Mona Lisa dianggap menjadi titik kulminasi kehebatan Leonardo. Tapi seandainya ia hidup lebih lama, sepertinya ia akan terus berkembang seiring dengan bertambahnya pengalaman dan pengetahuannya. Lukisan yang tak selesai itu juga karenanya, bagi saya, melambangkan “keabadian” Leonardo. Keengganannya untuk berhenti, karena kreativitas tidak boleh mati.

Jauh sebelum Mona Lisa, pada saat Leonardo masih berguru pada Andrea del Verrocchio di Florence, ia pernah membuat lukisan perempuan, Ginevra de’ Benci. Kedua lukisan tersebut memiliki kemiripan: keduanya menggambarkan perempuan yang sama-sama merupakan istri pedagang dari Florence, posenya berukuran tiga perempat badan dan menggunakan sungai sebagai lanskapnya.

Namun bagi para kurator seni, kedua lukisan tersebut memberi gambaran yang sangat baik tentang perbedaan antara seorang pelukis muda dengan kemampuan observasi yang sangat baik dengan seorang jenius yang memiliki kematangan seorang saintis, filsuf dan humanis sekaligus.

Kenneth Clark atau Baron Clark, ahli sejarah dan kurator seni dari Trinity College, Oxford, dengan tepat mengungkapkan tentang relasi Leonardo dan Mona Lisa. “Rasa ingin tahunya yang tidak terpuaskan, lompatannya yang tak pernah lelah dari satu subyek ke subyek lain, telah mampu ia harmonisasikan dalam satu karya.”

“Sains, kemampuan memotret, obsesi terhadap alam, pemahaman tentang psikologis, semua terdapat di sana, secara seimbang nan sempurna, yang pada awalnya kita kesulitan untuk menyadarinya.”

Yang menarik dari lukisan itu sendiri adalah modelnya, Lisa Gherardini, yang bersal dari kalangan biasa. Meskipun Lisa merupakan turunan dari keluarga feodal pemilik tanah, namun pada saat menjadi subyek lukisan Leonardo, ia telah menjadi istri pedagang sutra Franscesco del Giocondo yang tidak bisa dikategorikan sebagai keluarga papan atas.

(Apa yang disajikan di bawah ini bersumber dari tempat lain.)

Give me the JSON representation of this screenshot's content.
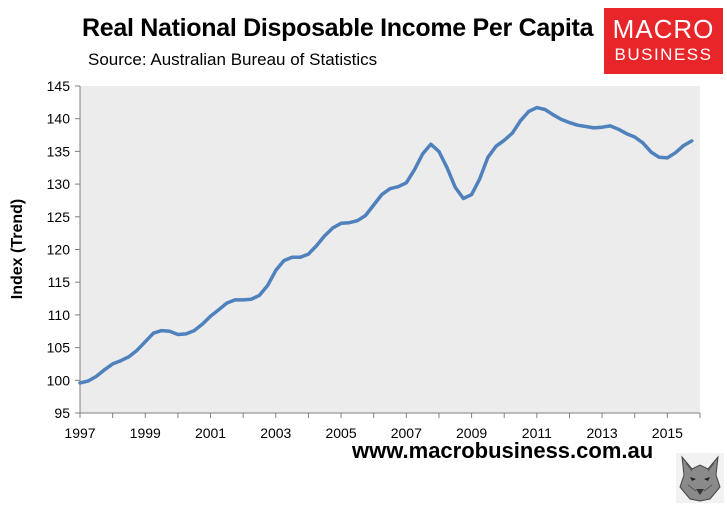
{
  "header": {
    "title": "Real National Disposable Income Per Capita",
    "subtitle": "Source: Australian Bureau of Statistics"
  },
  "logo": {
    "line1": "MACRO",
    "line2": "BUSINESS"
  },
  "footer": {
    "website": "www.macrobusiness.com.au"
  },
  "colors": {
    "line": "#4f81bd",
    "plot_bg": "#ececec",
    "logo_bg": "#e8262a"
  },
  "chart_data": {
    "type": "line",
    "title": "Real National Disposable Income Per Capita",
    "xlabel": "",
    "ylabel": "Index (Trend)",
    "xlim": [
      1997,
      2016.0
    ],
    "ylim": [
      95,
      145
    ],
    "yticks": [
      95,
      100,
      105,
      110,
      115,
      120,
      125,
      130,
      135,
      140,
      145
    ],
    "xticks": [
      1997,
      1999,
      2001,
      2003,
      2005,
      2007,
      2009,
      2011,
      2013,
      2015
    ],
    "grid": false,
    "series": [
      {
        "name": "Real National Disposable Income Per Capita",
        "x": [
          1997.0,
          1997.25,
          1997.5,
          1997.75,
          1998.0,
          1998.25,
          1998.5,
          1998.75,
          1999.0,
          1999.25,
          1999.5,
          1999.75,
          2000.0,
          2000.25,
          2000.5,
          2000.75,
          2001.0,
          2001.25,
          2001.5,
          2001.75,
          2002.0,
          2002.25,
          2002.5,
          2002.75,
          2003.0,
          2003.25,
          2003.5,
          2003.75,
          2004.0,
          2004.25,
          2004.5,
          2004.75,
          2005.0,
          2005.25,
          2005.5,
          2005.75,
          2006.0,
          2006.25,
          2006.5,
          2006.75,
          2007.0,
          2007.25,
          2007.5,
          2007.75,
          2008.0,
          2008.25,
          2008.5,
          2008.75,
          2009.0,
          2009.25,
          2009.5,
          2009.75,
          2010.0,
          2010.25,
          2010.5,
          2010.75,
          2011.0,
          2011.25,
          2011.5,
          2011.75,
          2012.0,
          2012.25,
          2012.5,
          2012.75,
          2013.0,
          2013.25,
          2013.5,
          2013.75,
          2014.0,
          2014.25,
          2014.5,
          2014.75,
          2015.0,
          2015.25,
          2015.5,
          2015.75
        ],
        "values": [
          99.6,
          99.9,
          100.6,
          101.6,
          102.5,
          103.0,
          103.6,
          104.6,
          105.9,
          107.2,
          107.6,
          107.5,
          107.0,
          107.1,
          107.6,
          108.6,
          109.8,
          110.8,
          111.8,
          112.3,
          112.3,
          112.4,
          113.0,
          114.5,
          116.8,
          118.3,
          118.8,
          118.8,
          119.3,
          120.6,
          122.1,
          123.3,
          124.0,
          124.1,
          124.4,
          125.2,
          126.8,
          128.4,
          129.3,
          129.6,
          130.2,
          132.2,
          134.6,
          136.1,
          135.0,
          132.5,
          129.5,
          127.8,
          128.4,
          130.8,
          134.1,
          135.8,
          136.7,
          137.8,
          139.7,
          141.1,
          141.7,
          141.4,
          140.6,
          139.9,
          139.4,
          139.0,
          138.8,
          138.6,
          138.7,
          138.9,
          138.4,
          137.7,
          137.2,
          136.3,
          134.9,
          134.1,
          134.0,
          134.8,
          135.9,
          136.6
        ]
      }
    ]
  }
}
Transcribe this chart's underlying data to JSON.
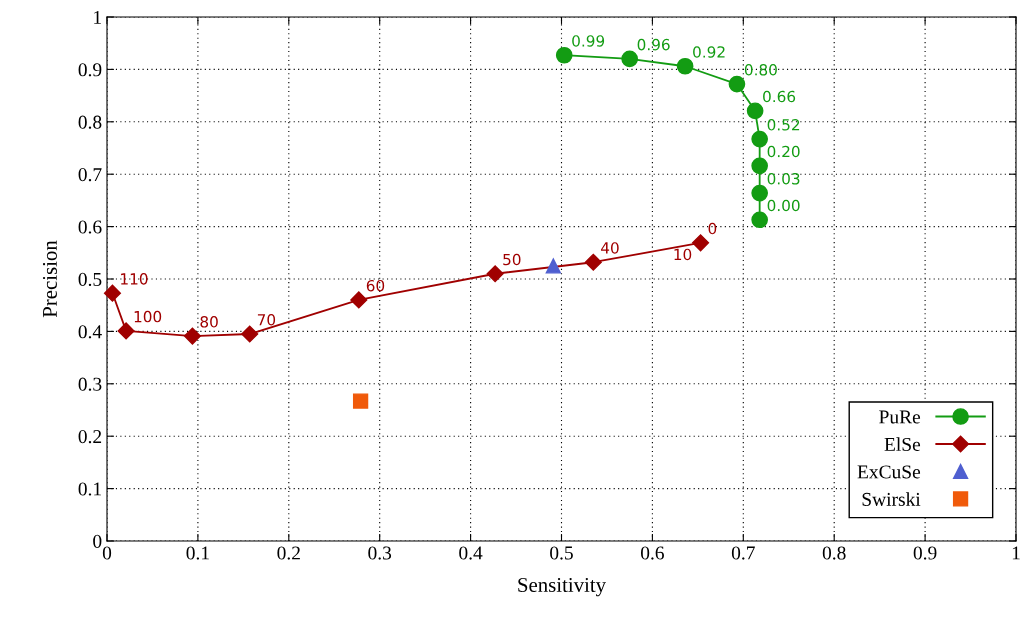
{
  "chart_data": {
    "type": "line",
    "xlabel": "Sensitivity",
    "ylabel": "Precision",
    "xlim": [
      0,
      1
    ],
    "ylim": [
      0,
      1
    ],
    "xticks": [
      0,
      0.1,
      0.2,
      0.3,
      0.4,
      0.5,
      0.6,
      0.7,
      0.8,
      0.9,
      1
    ],
    "yticks": [
      0,
      0.1,
      0.2,
      0.3,
      0.4,
      0.5,
      0.6,
      0.7,
      0.8,
      0.9,
      1
    ],
    "grid": true,
    "legend": "bottom right",
    "series": [
      {
        "name": "PuRe",
        "marker": "circle",
        "color": "#139c13",
        "x": [
          0.503,
          0.575,
          0.636,
          0.693,
          0.713,
          0.718,
          0.718,
          0.718,
          0.718
        ],
        "values": [
          0.927,
          0.92,
          0.906,
          0.872,
          0.821,
          0.767,
          0.716,
          0.664,
          0.613
        ]
      },
      {
        "name": "ElSe",
        "marker": "diamond",
        "color": "#a00000",
        "x": [
          0.006,
          0.021,
          0.094,
          0.157,
          0.277,
          0.427,
          0.535,
          0.653
        ],
        "values": [
          0.473,
          0.401,
          0.391,
          0.395,
          0.46,
          0.51,
          0.532,
          0.569
        ]
      },
      {
        "name": "ExCuSe",
        "type": "scatter",
        "marker": "triangle",
        "color": "#4f5fd0",
        "x": [
          0.491
        ],
        "values": [
          0.525
        ]
      },
      {
        "name": "Swirski",
        "type": "scatter",
        "marker": "square",
        "color": "#f05a0a",
        "x": [
          0.279
        ],
        "values": [
          0.267
        ]
      }
    ],
    "annotations": [
      {
        "text": "0.99",
        "x": 0.503,
        "y": 0.927
      },
      {
        "text": "0.96",
        "x": 0.575,
        "y": 0.92
      },
      {
        "text": "0.92",
        "x": 0.636,
        "y": 0.906
      },
      {
        "text": "0.80",
        "x": 0.693,
        "y": 0.872
      },
      {
        "text": "0.66",
        "x": 0.713,
        "y": 0.821
      },
      {
        "text": "0.52",
        "x": 0.718,
        "y": 0.767
      },
      {
        "text": "0.20",
        "x": 0.718,
        "y": 0.716
      },
      {
        "text": "0.03",
        "x": 0.718,
        "y": 0.664
      },
      {
        "text": "0.00",
        "x": 0.718,
        "y": 0.613
      },
      {
        "text": "110",
        "x": 0.006,
        "y": 0.473
      },
      {
        "text": "100",
        "x": 0.021,
        "y": 0.401
      },
      {
        "text": "80",
        "x": 0.094,
        "y": 0.391
      },
      {
        "text": "70",
        "x": 0.157,
        "y": 0.395
      },
      {
        "text": "60",
        "x": 0.277,
        "y": 0.46
      },
      {
        "text": "50",
        "x": 0.427,
        "y": 0.51
      },
      {
        "text": "40",
        "x": 0.535,
        "y": 0.532
      },
      {
        "text": "10",
        "x": 0.653,
        "y": 0.569
      },
      {
        "text": "0",
        "x": 0.653,
        "y": 0.569
      }
    ]
  }
}
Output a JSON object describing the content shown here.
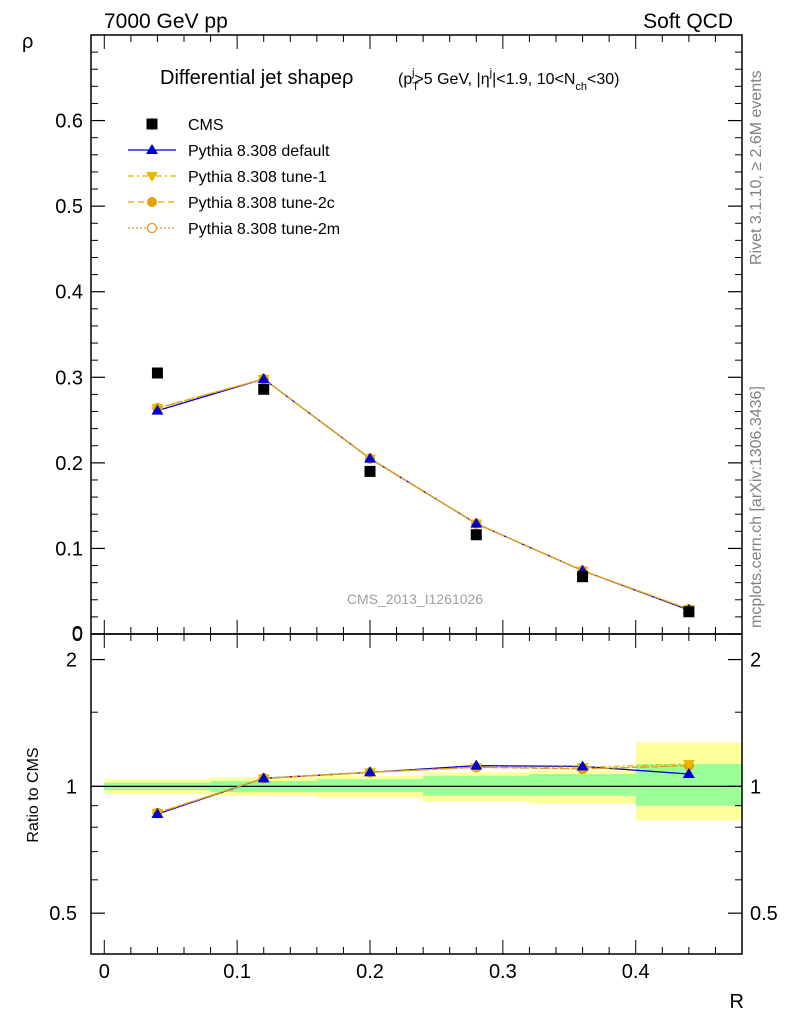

Namun, justru karena itulah, Leonardo bisa berekspresi dengan bebas. Lukisan itu sama sekali tidak membebani dirinya untuk mengikuti permintaan atau “pesanan” dari orang kuat (ia bahkan tidak menyelesaikan lukisan itu). Lukisan itu adalah simbol “kebebasan”-nya sebagai seniman – ia dengan “jenius” bisa melakukan itu, meskipun sepanjang karirnya, ia selalu dekat dengan kekuasaan.

Bayangkan betapa kecewanya para patron politiknya, jika mengetahui bahwa karya terbesar Leonardo Da Vinci bukanlah tentang diri mereka atau pesanan mereka!

Melalui Mona Lisa, Leonardo berhasil melukiskan manifestasi dari emosi terdalam manusia, yaitu senyuman. Bukan sembarang senyum, tapi yang misterius. Samar.

Kita tak pernah bisa memahami makna dari senyuman itu, yang sengaja dibuat dengan teknik sfumato, sebagai salah satu keunggulan Leonardo. Dengan teknik itu ia menyamarkan batas garis dan warna dalam lukisannya sehingga menimbulkan kesan adanya kabut atau asap. Semacam “hijab”.

Di akhir tahun 2005, para peneliti dari University of Amsterdam bekerjasama dengan University of Illinois menggunakan perangkat lunak ciptaan mereka untuk mengenali emosi yang tergambar pada Mona Lisa. Hasilnya, senyum Mona Lisa disimpulkan sebagai 83% bahagia, 9% jijik, 6% takut, 2% marah dan kurang dari 1% netral, serta 0% terkejut.

Wajar jika Mona Lisa dianggap sebagai salah satu representasi terbaik dari era Renaissance. Lukisan yang saat ini tersimpan di Museum Seni, Louvre, Paris, sejak tahun 1797 ini memegang rekor sebagai lukisan dengan valuasi asuransi tertinggi di dunia menurut Guiness World Record yang mencapai 100 juta dolar AS pada tahun 1962 (atau sekitar 660 juta dolar AS pada tahun 2019).

Lebih dari lima abad setelah kematiannya, kita masih mengagumi dan bahkan berdebat tentang Da Vinci. Entah kapan lagi, umat manusia dapat memiliki jenius dengan kualitas yang demikian.